The Lavaux: In the stronghold of Chasselas
The Lavaux comprise 825 of the 3,800 total hectares in Vaud, and form the heart of viticulture in this wine-growing canton. In the sometimes spectacularly steep terraced vineyards, the Chasselas grape demonstrates that it can produce tightly structured crus shaped by the terroir. The wines from the 54-hectare grand cru site, Dézaley, have a legendary reputation. More delicate wines are produced in the western parts of the Lavaux (Lutry and Villette) and the eastern foothills (Montreux).
White wines from Lavaux
Red wines from Lavaux
The Lavaux is the only wine region to be represented on a bank note (the 200 Swiss franc note). Thanks to its spectacular location on Lake Geneva and a wine culture developed over more than 1000 years, the Lavaux was listed as a UNESCO World Heritage Site in 2007.
It was Cistercian monks who, in the 10th century, cleared the steep slopes and built terraces on which wine production is still carried out. The soil is characterized by freshwater molasse, which was deposited with the formation of the Alps. For this reason, soft formations like sandstone alternate with rocky terroir (e.g., Nagelfluh). The Rhône glacier made the most recent contribution, leaving behind debris during its retreat over 15,000 years ago. While primary rock soils dominate the upper slopes, the vines take root in deeper terroirs in the lower areas.

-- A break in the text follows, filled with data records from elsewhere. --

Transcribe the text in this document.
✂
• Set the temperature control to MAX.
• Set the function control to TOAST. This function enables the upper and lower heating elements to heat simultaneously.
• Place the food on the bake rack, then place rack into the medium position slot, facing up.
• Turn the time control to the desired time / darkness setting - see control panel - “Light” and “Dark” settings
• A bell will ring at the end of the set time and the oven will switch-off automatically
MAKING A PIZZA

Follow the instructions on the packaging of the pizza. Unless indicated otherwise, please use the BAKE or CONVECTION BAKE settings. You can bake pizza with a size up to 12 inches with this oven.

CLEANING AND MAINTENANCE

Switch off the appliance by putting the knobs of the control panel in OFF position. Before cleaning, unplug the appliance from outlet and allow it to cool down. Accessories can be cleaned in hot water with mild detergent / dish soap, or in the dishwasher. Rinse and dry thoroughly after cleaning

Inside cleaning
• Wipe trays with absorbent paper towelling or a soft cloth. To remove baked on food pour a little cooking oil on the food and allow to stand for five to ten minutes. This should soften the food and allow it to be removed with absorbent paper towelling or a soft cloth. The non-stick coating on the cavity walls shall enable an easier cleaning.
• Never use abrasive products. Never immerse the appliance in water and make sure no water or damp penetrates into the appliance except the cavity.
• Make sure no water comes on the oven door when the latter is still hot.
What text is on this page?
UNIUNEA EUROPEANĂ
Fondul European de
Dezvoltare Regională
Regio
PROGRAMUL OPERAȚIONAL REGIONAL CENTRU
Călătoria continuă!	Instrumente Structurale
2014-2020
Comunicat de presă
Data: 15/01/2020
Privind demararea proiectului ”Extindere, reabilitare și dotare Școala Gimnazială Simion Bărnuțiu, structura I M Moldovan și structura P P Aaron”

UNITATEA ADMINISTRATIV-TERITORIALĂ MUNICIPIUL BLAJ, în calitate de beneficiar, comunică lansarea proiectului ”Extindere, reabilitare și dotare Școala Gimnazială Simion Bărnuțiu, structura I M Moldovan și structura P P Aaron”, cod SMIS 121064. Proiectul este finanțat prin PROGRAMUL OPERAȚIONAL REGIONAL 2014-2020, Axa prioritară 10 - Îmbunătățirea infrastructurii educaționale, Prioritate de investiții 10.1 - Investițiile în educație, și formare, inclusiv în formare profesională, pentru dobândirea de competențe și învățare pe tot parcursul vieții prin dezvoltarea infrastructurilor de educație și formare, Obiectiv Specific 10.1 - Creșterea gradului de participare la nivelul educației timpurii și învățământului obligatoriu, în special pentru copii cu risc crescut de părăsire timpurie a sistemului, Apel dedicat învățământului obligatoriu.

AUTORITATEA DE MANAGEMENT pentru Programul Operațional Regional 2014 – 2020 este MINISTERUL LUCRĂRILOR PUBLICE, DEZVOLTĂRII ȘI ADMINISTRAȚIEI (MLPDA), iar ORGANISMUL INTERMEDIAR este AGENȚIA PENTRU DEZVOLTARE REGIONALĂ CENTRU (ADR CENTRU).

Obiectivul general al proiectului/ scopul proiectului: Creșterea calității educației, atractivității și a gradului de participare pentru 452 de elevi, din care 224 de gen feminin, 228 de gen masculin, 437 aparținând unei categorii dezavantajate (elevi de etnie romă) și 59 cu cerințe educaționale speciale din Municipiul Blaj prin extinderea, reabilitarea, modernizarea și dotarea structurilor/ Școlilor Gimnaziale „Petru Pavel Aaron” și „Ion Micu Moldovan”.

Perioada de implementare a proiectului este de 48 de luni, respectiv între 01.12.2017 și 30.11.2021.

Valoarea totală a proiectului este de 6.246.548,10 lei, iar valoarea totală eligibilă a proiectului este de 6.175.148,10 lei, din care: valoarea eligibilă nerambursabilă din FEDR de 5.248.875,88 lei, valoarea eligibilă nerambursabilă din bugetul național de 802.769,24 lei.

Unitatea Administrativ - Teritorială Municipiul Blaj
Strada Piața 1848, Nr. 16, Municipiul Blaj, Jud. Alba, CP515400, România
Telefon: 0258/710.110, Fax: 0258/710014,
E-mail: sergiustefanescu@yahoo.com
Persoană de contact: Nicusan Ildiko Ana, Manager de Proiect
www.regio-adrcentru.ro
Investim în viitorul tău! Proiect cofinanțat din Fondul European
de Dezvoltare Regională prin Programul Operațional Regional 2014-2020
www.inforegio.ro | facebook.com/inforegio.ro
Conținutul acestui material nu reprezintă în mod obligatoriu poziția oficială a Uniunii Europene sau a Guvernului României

In terms of climate, the lake not only provides more intense solar radiation by reflecting sunlight; it also has a balancing effect on temperatures. With an annual average temperature of 10.5 degrees Celsius and an annual average rainfall of 1,200 millimeters per year per square meter, conditions for producing balanced white wines are ideal. Although Chasselas undisputedly plays the starring role, specialties from varieties like Sauvingon Blanc, along with new selections such as Gamaret or Garanoir, are on the upswing.